I'm glad you mentioned that I've appeared before the committee before. The questions I was asked by the committee previously prompted me to provide more clarity on where I stand—or at least, I tried to. I really see this as a meaningful and productive exercise.
The last time I was before the committee, I did indeed discuss the approach based on territoriality. I did so because that is the model that universally stands out in the scientific literature. Questions like the one you just asked made me ponder the matter further and consider the so-called blind spots of the approach. I may have only implied this the last time, but I want to be clear now. As far as the protection of French is concerned, the preferred approach should, whenever possible, be the one based on the principle of territoriality, both in Quebec and in regions with a significant francophone population. Basically, that means the areas around Quebec, so northern New Brunswick, eastern Ontario and the Ottawa area. In the other provinces, the approach should be based on the principle of personality, in other words, the promotion of both official languages. That has its limits, however. In an environment where one language is more dominant than the other, when people have the freedom to choose which language they are going to use, more people will inevitably choose the dominant language, meaning English. Nevertheless, it is possible to do certain things.
The model based on the principle of personality, which is the one underlying the Official Languages Act, cannot be expected to work miracles or save a language. It is, however, perfectly legitimate and reasonable to apply the principle of personality in all areas outside Quebec or near the Quebec border that are home to tiny and often isolated French-speaking communities. You're right. Since those communities do not represent the majority, the principle of territoriality cannot, by definition, be applied, except at a micro level. That's the first thing I would say.

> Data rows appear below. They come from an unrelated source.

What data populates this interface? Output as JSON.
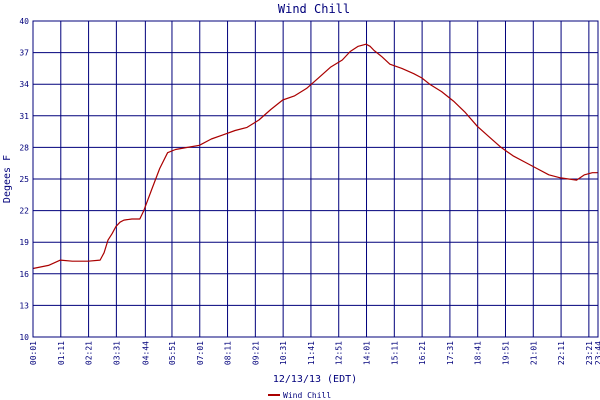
{
  "chart_data": {
    "type": "line",
    "title": "Wind Chill",
    "xlabel": "12/13/13 (EDT)",
    "ylabel": "Degees F",
    "ylim": [
      10,
      40
    ],
    "yticks": [
      "10",
      "13",
      "16",
      "19",
      "22",
      "25",
      "28",
      "31",
      "34",
      "37",
      "40"
    ],
    "xlim": [
      1,
      1424
    ],
    "xticks": [
      {
        "min": 1,
        "label": "00:01"
      },
      {
        "min": 71,
        "label": "01:11"
      },
      {
        "min": 141,
        "label": "02:21"
      },
      {
        "min": 211,
        "label": "03:31"
      },
      {
        "min": 284,
        "label": "04:44"
      },
      {
        "min": 351,
        "label": "05:51"
      },
      {
        "min": 421,
        "label": "07:01"
      },
      {
        "min": 491,
        "label": "08:11"
      },
      {
        "min": 561,
        "label": "09:21"
      },
      {
        "min": 631,
        "label": "10:31"
      },
      {
        "min": 701,
        "label": "11:41"
      },
      {
        "min": 771,
        "label": "12:51"
      },
      {
        "min": 841,
        "label": "14:01"
      },
      {
        "min": 911,
        "label": "15:11"
      },
      {
        "min": 981,
        "label": "16:21"
      },
      {
        "min": 1051,
        "label": "17:31"
      },
      {
        "min": 1121,
        "label": "18:41"
      },
      {
        "min": 1191,
        "label": "19:51"
      },
      {
        "min": 1261,
        "label": "21:01"
      },
      {
        "min": 1331,
        "label": "22:11"
      },
      {
        "min": 1401,
        "label": "23:21"
      },
      {
        "min": 1424,
        "label": "23:44"
      }
    ],
    "grid": true,
    "legend_position": "bottom-left",
    "colors": {
      "line": "#aa0000",
      "grid": "#00007b",
      "text": "#00007b",
      "background": "#ffffff"
    },
    "series": [
      {
        "name": "Wind Chill",
        "x": [
          1,
          40,
          70,
          100,
          140,
          170,
          180,
          190,
          200,
          210,
          220,
          230,
          250,
          270,
          280,
          300,
          320,
          340,
          360,
          390,
          420,
          450,
          480,
          510,
          540,
          570,
          600,
          630,
          660,
          690,
          720,
          750,
          780,
          800,
          820,
          840,
          850,
          860,
          880,
          900,
          930,
          960,
          980,
          1000,
          1030,
          1060,
          1090,
          1120,
          1150,
          1180,
          1210,
          1240,
          1270,
          1300,
          1330,
          1350,
          1370,
          1390,
          1410,
          1424
        ],
        "y": [
          16.5,
          16.8,
          17.3,
          17.2,
          17.2,
          17.3,
          18.0,
          19.2,
          19.8,
          20.5,
          20.9,
          21.1,
          21.2,
          21.2,
          22.0,
          24.0,
          26.0,
          27.5,
          27.8,
          28.0,
          28.2,
          28.8,
          29.2,
          29.6,
          29.9,
          30.6,
          31.6,
          32.5,
          32.9,
          33.6,
          34.6,
          35.6,
          36.3,
          37.1,
          37.6,
          37.8,
          37.6,
          37.2,
          36.6,
          35.9,
          35.5,
          35.0,
          34.6,
          34.0,
          33.3,
          32.4,
          31.3,
          30.0,
          29.0,
          28.0,
          27.2,
          26.6,
          26.0,
          25.4,
          25.1,
          25.0,
          24.9,
          25.4,
          25.6,
          25.6
        ]
      }
    ]
  }
}
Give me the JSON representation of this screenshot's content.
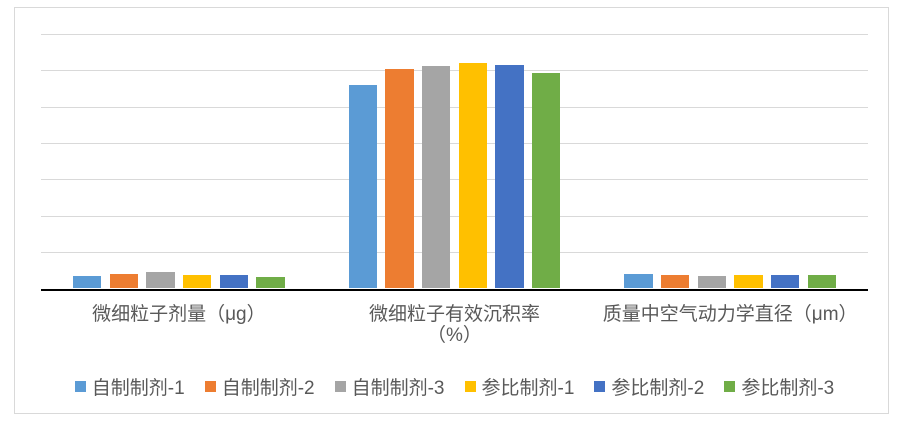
{
  "chart_data": {
    "type": "bar",
    "title": "",
    "categories": [
      "微细粒子剂量（μg）",
      "微细粒子有效沉积率（%）",
      "质量中空气动力学直径（μm）"
    ],
    "category_label_lines": [
      [
        "微细粒子剂量（μg）"
      ],
      [
        "微细粒子有效沉积率",
        "（%）"
      ],
      [
        "质量中空气动力学直径（μm）"
      ]
    ],
    "series": [
      {
        "name": "自制制剂-1",
        "color": "#5B9BD5",
        "values": [
          3.5,
          55.9,
          4.1
        ]
      },
      {
        "name": "自制制剂-2",
        "color": "#ED7D31",
        "values": [
          3.9,
          60.5,
          3.8
        ]
      },
      {
        "name": "自制制剂-3",
        "color": "#A5A5A5",
        "values": [
          4.6,
          61.2,
          3.5
        ]
      },
      {
        "name": "参比制剂-1",
        "color": "#FFC000",
        "values": [
          3.8,
          61.9,
          3.7
        ]
      },
      {
        "name": "参比制剂-2",
        "color": "#4472C4",
        "values": [
          3.8,
          61.4,
          3.8
        ]
      },
      {
        "name": "参比制剂-3",
        "color": "#70AD47",
        "values": [
          3.3,
          59.3,
          3.8
        ]
      }
    ],
    "xlabel": "",
    "ylabel": "",
    "ylim": [
      0,
      70
    ],
    "grid_step": 10,
    "grid": true,
    "y_tick_labels_visible": false,
    "legend_position": "bottom"
  },
  "style": {
    "gridline_color": "#D9D9D9",
    "axis_color": "#000000",
    "label_color": "#595959",
    "frame_border_color": "#D9D9D9",
    "background_color": "#FFFFFF"
  }
}
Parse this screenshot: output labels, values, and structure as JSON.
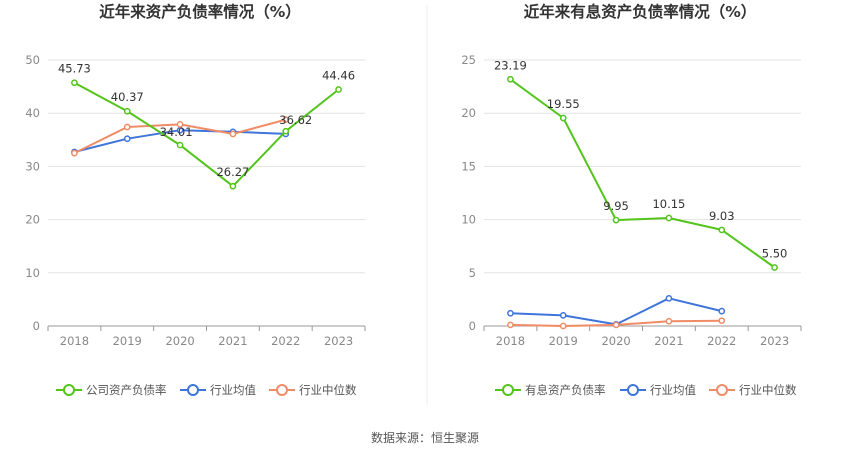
{
  "source": "数据来源：恒生聚源",
  "colors": {
    "green": "#52c41a",
    "blue": "#3f74db",
    "orange": "#f08c65",
    "grid": "#e3e3e3",
    "axis": "#999999"
  },
  "chart_data": [
    {
      "type": "line",
      "title": "近年来资产负债率情况（%）",
      "categories": [
        "2018",
        "2019",
        "2020",
        "2021",
        "2022",
        "2023"
      ],
      "ylim": [
        0,
        50
      ],
      "yticks": [
        0,
        10,
        20,
        30,
        40,
        50
      ],
      "grid": true,
      "legend_position": "bottom",
      "series": [
        {
          "name": "公司资产负债率",
          "color": "#52c41a",
          "values": [
            45.73,
            40.37,
            34.01,
            26.27,
            36.62,
            44.46
          ],
          "labels": [
            "45.73",
            "40.37",
            "34.01",
            "26.27",
            "36.62",
            "44.46"
          ]
        },
        {
          "name": "行业均值",
          "color": "#3f74db",
          "values": [
            32.7,
            35.2,
            36.8,
            36.5,
            36.1,
            null
          ]
        },
        {
          "name": "行业中位数",
          "color": "#f08c65",
          "values": [
            32.5,
            37.4,
            37.9,
            36.1,
            38.8,
            null
          ]
        }
      ]
    },
    {
      "type": "line",
      "title": "近年来有息资产负债率情况（%）",
      "categories": [
        "2018",
        "2019",
        "2020",
        "2021",
        "2022",
        "2023"
      ],
      "ylim": [
        0,
        25
      ],
      "yticks": [
        0,
        5,
        10,
        15,
        20,
        25
      ],
      "grid": true,
      "legend_position": "bottom",
      "series": [
        {
          "name": "有息资产负债率",
          "color": "#52c41a",
          "values": [
            23.19,
            19.55,
            9.95,
            10.15,
            9.03,
            5.5
          ],
          "labels": [
            "23.19",
            "19.55",
            "9.95",
            "10.15",
            "9.03",
            "5.50"
          ]
        },
        {
          "name": "行业均值",
          "color": "#3f74db",
          "values": [
            1.2,
            1.0,
            0.15,
            2.6,
            1.4,
            null
          ]
        },
        {
          "name": "行业中位数",
          "color": "#f08c65",
          "values": [
            0.1,
            0.0,
            0.1,
            0.45,
            0.5,
            null
          ]
        }
      ]
    }
  ]
}
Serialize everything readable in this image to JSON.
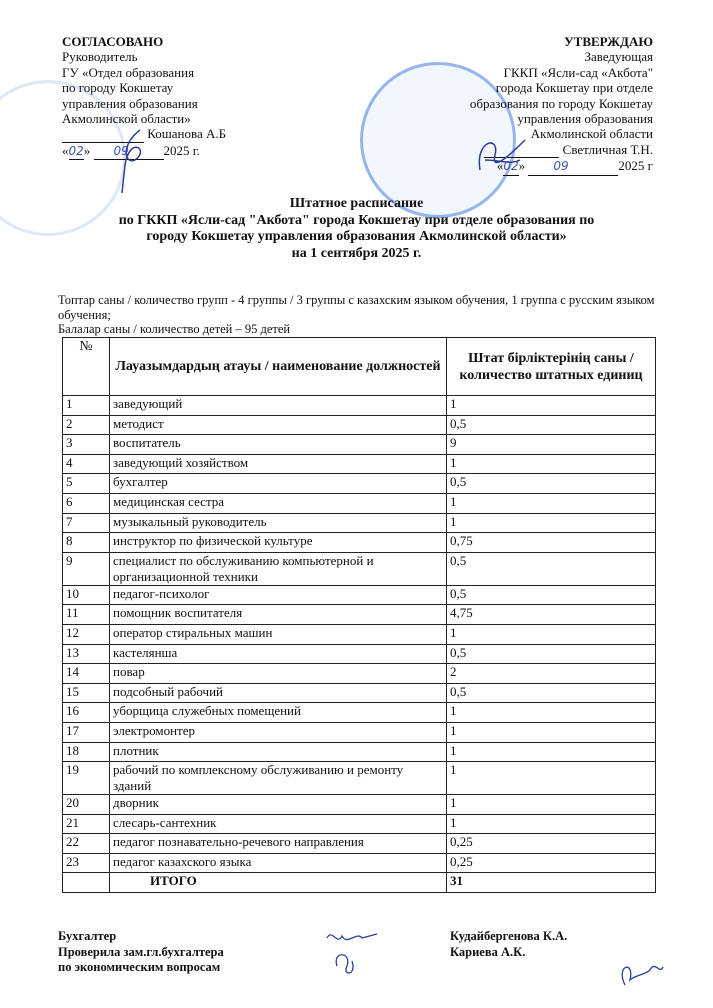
{
  "approval_left": {
    "heading": "СОГЛАСОВАНО",
    "lines": [
      "Руководитель",
      "ГУ «Отдел образования",
      "по городу Кокшетау",
      "управления образования",
      "Акмолинской области»"
    ],
    "signer": "Кошанова А.Б",
    "date_day": "02",
    "date_month": "09",
    "date_year": "2025 г."
  },
  "approval_right": {
    "heading": "УТВЕРЖДАЮ",
    "lines": [
      "Заведующая",
      "ГККП «Ясли-сад «Акбота\"",
      "города Кокшетау при отделе",
      "образования по городу Кокшетау",
      "управления образования",
      "Акмолинской области"
    ],
    "signer": "Светличная Т.Н.",
    "date_day": "02",
    "date_month": "09",
    "date_year": "2025 г"
  },
  "title": {
    "line1": "Штатное расписание",
    "line2": "по ГККП «Ясли-сад \"Акбота\" города Кокшетау при отделе образования по",
    "line3": "городу Кокшетау управления образования Акмолинской области»",
    "line4": "на 1 сентября 2025 г."
  },
  "info": {
    "groups": "Топтар саны / количество групп - 4 группы / 3 группы с казахским языком обучения, 1 группа с русским языком обучения;",
    "children": "Балалар саны / количество детей – 95 детей"
  },
  "table": {
    "headers": [
      "№",
      "Лауазымдардың атауы / наименование должностей",
      "Штат бірліктерінің саны / количество штатных единиц"
    ],
    "rows": [
      [
        "1",
        "заведующий",
        "1"
      ],
      [
        "2",
        "методист",
        "0,5"
      ],
      [
        "3",
        "воспитатель",
        "9"
      ],
      [
        "4",
        "заведующий хозяйством",
        "1"
      ],
      [
        "5",
        "бухгалтер",
        "0,5"
      ],
      [
        "6",
        "медицинская сестра",
        "1"
      ],
      [
        "7",
        "музыкальный руководитель",
        "1"
      ],
      [
        "8",
        "инструктор по физической культуре",
        "0,75"
      ],
      [
        "9",
        "специалист по обслуживанию компьютерной и организационной техники",
        "0,5"
      ],
      [
        "10",
        "педагог-психолог",
        "0,5"
      ],
      [
        "11",
        "помощник воспитателя",
        "4,75"
      ],
      [
        "12",
        "оператор стиральных машин",
        "1"
      ],
      [
        "13",
        "кастелянша",
        "0,5"
      ],
      [
        "14",
        "повар",
        "2"
      ],
      [
        "15",
        "подсобный  рабочий",
        "0,5"
      ],
      [
        "16",
        "уборщица служебных помещений",
        "1"
      ],
      [
        "17",
        "электромонтер",
        "1"
      ],
      [
        "18",
        "плотник",
        "1"
      ],
      [
        "19",
        "рабочий по комплексному  обслуживанию и ремонту зданий",
        "1"
      ],
      [
        "20",
        "дворник",
        "1"
      ],
      [
        "21",
        "слесарь-сантехник",
        "1"
      ],
      [
        "22",
        "педагог познавательно-речевого направления",
        "0,25"
      ],
      [
        "23",
        "педагог казахского языка",
        "0,25"
      ]
    ],
    "total_label": "ИТОГО",
    "total_value": "31"
  },
  "footer": {
    "left_lines": [
      "Бухгалтер",
      "Проверила зам.гл.бухгалтера",
      "по экономическим вопросам"
    ],
    "right_lines": [
      "Кудайбергенова К.А.",
      "Кариева А.К."
    ]
  },
  "colors": {
    "ink": "#111111",
    "stamp": "#4678d2"
  }
}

For that reason, I would say I respectfully disagree with the witnesses who appeared before me. Personally, I think it is essential that the Official Languages Act refer specifically to the Charter of the French Language. What's more, the notwithstanding clause does not suspend rights; it suspends the requirement to pass constitutional muster, transferring the responsibility of protecting rights to the legislature in question, and the Quebec legislature does a very good job of that.